Vor meinem Fenster schreit nur noch ein Kind: „BINO!“ Schreit das Mädchen. Oder vielleicht ist es auch ein Junge. Zu kindisch spitz ist die Stimme, um wirklich eine Unterscheidung fällen zu können. Wenigstens ich kann es nicht. „BIIIIIIINO!“ „Biiiiiiiiiinooooooooooo!“  Bino ist wohl ein Tier. Eine Katze, sicherlich. Ein Hund ist blöd genug, der hätte reagiert. Es klingt ein wenig traurig, wie ein Sirenen-Ruf aus einem Märchen, nach Walt Disney. Nach Feivel der Mauswanderer.

„Biiiiiiiinoooo!“

Die Stille vor dem nächsten Ruf.

Wieso versteht das Kind nicht, dass die Katze nicht zu ihr kommen will? Wahrscheinlich sitzt oder liegt Bino da sogar irgendwo, außer Reich-, doch in Sichtweite des Kindes, und zuckt nicht mal mit den Schnurrhaaren wegen den Aufmerksamkeitsversuchen des Kindes. „Bi-NO!“ Da kommt ja richtig Musik hinein.
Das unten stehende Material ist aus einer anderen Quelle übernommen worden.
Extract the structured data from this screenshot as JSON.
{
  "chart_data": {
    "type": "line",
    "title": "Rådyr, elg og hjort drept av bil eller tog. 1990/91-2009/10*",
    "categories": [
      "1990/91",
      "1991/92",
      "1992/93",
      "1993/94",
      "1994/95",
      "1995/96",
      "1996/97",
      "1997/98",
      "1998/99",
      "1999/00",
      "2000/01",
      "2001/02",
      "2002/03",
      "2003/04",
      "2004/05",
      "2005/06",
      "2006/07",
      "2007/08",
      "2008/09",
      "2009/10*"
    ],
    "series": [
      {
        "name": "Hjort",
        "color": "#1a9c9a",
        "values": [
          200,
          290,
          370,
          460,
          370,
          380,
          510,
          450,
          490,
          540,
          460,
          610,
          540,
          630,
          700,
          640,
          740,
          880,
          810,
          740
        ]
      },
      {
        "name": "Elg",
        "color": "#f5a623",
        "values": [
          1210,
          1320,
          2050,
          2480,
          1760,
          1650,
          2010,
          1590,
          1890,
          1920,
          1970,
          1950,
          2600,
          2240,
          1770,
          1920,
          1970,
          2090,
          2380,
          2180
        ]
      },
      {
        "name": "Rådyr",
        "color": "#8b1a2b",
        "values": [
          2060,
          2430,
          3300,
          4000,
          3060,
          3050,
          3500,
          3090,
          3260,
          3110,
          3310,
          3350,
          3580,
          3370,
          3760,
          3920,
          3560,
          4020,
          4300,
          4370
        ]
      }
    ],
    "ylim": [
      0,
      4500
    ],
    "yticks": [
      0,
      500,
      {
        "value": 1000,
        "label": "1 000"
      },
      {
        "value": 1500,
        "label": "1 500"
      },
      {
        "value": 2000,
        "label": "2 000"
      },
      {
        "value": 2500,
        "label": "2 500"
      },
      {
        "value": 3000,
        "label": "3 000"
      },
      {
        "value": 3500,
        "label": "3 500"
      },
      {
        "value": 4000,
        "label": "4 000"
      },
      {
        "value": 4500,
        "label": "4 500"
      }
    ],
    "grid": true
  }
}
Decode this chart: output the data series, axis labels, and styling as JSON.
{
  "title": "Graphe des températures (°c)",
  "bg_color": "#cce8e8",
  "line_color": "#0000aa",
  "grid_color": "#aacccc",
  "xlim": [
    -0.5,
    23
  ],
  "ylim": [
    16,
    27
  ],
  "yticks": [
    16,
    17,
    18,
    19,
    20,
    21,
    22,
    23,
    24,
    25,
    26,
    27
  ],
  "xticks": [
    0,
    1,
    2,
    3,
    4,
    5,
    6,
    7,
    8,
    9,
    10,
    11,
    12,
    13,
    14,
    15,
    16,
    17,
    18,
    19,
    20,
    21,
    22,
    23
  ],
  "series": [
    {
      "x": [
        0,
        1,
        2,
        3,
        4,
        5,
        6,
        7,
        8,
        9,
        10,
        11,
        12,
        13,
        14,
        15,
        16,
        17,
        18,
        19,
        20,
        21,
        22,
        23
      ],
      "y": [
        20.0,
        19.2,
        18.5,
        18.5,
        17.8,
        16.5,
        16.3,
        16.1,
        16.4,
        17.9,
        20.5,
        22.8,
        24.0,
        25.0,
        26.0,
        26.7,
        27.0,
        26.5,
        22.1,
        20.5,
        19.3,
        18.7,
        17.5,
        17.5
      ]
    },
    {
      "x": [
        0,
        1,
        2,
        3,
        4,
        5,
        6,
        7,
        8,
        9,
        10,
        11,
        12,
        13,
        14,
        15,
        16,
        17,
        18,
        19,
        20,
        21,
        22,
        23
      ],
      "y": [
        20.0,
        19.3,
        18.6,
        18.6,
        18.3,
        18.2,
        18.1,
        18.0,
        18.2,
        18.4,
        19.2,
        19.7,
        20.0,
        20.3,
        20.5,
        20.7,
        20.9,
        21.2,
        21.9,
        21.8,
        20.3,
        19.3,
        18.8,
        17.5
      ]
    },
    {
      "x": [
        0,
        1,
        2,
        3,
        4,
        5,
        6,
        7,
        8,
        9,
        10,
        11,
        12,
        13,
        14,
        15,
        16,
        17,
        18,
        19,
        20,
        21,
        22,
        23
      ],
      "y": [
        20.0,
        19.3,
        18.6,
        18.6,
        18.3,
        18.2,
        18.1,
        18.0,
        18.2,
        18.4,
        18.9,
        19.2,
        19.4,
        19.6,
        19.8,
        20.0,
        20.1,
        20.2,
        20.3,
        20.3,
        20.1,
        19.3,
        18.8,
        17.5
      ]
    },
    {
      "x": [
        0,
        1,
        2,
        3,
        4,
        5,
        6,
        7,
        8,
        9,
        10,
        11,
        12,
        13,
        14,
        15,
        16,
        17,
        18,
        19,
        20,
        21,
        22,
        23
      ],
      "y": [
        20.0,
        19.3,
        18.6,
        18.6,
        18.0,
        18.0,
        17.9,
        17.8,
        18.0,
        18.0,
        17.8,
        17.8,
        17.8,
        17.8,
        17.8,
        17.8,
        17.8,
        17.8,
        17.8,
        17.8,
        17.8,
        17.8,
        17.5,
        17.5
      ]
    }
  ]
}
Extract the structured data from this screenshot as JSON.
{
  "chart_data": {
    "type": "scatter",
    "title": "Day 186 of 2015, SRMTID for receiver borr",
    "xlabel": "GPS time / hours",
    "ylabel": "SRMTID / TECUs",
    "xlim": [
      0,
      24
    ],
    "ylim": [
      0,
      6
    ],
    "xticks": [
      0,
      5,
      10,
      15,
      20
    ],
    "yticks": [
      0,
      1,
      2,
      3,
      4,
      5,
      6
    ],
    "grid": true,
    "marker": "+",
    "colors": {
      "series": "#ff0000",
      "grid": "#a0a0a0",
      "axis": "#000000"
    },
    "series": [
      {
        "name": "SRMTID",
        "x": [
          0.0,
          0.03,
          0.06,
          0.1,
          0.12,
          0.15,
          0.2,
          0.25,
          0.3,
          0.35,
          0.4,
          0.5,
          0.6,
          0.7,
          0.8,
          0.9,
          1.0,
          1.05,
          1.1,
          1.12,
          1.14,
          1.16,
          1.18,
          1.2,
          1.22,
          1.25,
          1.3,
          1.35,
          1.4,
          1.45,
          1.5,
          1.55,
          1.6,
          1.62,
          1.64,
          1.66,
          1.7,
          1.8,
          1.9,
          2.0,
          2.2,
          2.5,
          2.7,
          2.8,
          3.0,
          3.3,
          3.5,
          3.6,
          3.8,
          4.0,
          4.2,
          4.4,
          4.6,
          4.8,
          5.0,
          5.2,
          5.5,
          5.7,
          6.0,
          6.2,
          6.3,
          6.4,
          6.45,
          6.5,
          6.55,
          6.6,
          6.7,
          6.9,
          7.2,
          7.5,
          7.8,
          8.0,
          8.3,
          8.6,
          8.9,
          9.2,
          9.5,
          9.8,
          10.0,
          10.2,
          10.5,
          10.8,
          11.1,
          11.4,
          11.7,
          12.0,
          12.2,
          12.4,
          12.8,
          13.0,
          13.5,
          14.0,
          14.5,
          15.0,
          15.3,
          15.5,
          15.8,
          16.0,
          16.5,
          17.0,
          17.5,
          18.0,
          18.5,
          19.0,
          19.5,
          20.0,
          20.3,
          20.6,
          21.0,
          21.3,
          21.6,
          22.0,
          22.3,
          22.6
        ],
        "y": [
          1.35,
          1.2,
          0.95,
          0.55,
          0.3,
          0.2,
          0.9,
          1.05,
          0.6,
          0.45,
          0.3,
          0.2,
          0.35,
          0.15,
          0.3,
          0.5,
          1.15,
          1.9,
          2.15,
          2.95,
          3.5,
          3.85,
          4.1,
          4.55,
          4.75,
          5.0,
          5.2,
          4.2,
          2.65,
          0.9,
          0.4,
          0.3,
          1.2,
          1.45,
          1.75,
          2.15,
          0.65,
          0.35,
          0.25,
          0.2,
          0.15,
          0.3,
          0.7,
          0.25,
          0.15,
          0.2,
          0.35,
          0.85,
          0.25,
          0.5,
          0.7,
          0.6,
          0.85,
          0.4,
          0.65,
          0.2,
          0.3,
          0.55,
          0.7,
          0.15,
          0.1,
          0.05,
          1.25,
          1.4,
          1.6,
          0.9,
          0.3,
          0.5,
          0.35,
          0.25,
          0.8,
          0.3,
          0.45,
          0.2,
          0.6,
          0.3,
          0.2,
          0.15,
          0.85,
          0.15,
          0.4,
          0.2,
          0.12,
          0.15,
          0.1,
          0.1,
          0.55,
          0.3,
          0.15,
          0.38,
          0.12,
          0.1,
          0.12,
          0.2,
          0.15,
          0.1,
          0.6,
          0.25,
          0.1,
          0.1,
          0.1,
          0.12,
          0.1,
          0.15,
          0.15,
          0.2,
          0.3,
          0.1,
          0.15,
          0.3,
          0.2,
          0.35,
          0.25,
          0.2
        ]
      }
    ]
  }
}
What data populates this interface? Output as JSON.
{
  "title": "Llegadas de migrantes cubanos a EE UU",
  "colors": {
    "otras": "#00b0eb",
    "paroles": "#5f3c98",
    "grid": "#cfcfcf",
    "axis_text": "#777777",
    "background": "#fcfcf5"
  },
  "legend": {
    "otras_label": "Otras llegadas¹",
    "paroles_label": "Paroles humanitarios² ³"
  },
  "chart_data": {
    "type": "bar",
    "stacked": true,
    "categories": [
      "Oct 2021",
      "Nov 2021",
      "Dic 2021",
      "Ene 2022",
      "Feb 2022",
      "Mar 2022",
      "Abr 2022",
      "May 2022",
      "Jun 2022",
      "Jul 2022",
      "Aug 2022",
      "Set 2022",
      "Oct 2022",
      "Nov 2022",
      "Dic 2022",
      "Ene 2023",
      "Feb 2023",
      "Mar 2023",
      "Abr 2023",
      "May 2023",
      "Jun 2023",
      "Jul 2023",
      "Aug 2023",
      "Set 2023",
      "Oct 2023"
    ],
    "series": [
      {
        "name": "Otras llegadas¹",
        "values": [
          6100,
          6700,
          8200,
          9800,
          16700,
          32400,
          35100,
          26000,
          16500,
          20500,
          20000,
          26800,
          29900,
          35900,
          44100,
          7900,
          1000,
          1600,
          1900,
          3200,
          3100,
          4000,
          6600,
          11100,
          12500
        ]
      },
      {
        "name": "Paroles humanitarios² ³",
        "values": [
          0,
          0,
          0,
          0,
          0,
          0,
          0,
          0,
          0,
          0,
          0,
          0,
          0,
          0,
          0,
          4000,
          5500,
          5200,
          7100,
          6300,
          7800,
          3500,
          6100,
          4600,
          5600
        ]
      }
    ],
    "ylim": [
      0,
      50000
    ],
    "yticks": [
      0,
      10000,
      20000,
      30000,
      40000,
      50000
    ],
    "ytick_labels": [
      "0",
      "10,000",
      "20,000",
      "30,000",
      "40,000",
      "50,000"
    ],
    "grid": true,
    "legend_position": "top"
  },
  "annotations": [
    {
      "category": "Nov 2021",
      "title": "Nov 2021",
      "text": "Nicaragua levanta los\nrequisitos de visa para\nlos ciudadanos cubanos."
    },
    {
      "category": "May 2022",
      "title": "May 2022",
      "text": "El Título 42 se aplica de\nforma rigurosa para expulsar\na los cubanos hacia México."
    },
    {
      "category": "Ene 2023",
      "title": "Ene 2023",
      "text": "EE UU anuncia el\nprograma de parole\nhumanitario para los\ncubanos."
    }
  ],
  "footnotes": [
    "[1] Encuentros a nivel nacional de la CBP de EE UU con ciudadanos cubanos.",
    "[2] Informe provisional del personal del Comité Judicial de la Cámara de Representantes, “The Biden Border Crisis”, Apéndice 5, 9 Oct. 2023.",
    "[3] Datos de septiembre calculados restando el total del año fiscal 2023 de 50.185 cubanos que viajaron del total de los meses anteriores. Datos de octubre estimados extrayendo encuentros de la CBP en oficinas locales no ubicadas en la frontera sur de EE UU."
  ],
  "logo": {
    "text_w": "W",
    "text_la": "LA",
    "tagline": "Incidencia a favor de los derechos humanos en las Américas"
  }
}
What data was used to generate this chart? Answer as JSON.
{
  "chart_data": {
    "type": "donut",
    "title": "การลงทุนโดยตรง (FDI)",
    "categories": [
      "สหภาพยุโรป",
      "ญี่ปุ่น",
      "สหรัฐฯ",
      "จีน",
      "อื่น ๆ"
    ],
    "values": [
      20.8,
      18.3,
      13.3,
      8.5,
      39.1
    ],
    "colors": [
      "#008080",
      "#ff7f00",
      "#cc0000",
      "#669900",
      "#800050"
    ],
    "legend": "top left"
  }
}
Und dann ist es mir klar. Wird mir das Offensichtliche verständlich. Das Kind kann es gar nicht besser wissen, woher denn auch? Den ganzen Tag wird das Kind von der Mutter genauso gerufen. Da hat der/die Kleine es her. Da wurde es angelernt: Mama war´s. Weitergegeben von Mutter zu Kind, die es irgendwann einmal ihrem Kind weitergibt. Und so weiter. Über Generationen hinweg. Das Traurige an der Situation ist nur, dass dieses ganze Geschrei, dieses ganze Gebrüll überhaupt nichts bringt. Da können sich Kinder und Mütter die Kehlen wundbrüllen: Da reagiert keiner. Erst wenn der Brüllende aktiv wird, auf das Kind oder die Katzw zu springt, kommt Realität in die Bude. So lange könnt ihr brüllen wie ihr wollte. Und das machen sie auch. Sie brüllen und rufen und gestikulieren, wie sie es schon seit Jahrhunderten machen. Dabei rufen sie nicht einander Worte zu, sondern Befehle aneinander vorbei. Konditioniert darauf zu brüllen und gleichzeitig nicht zuzuhören.

Ich schaue aus dem Fenster und gucke, ob da nicht auch gleich Tränengas abgeschossen wird. Leider nein.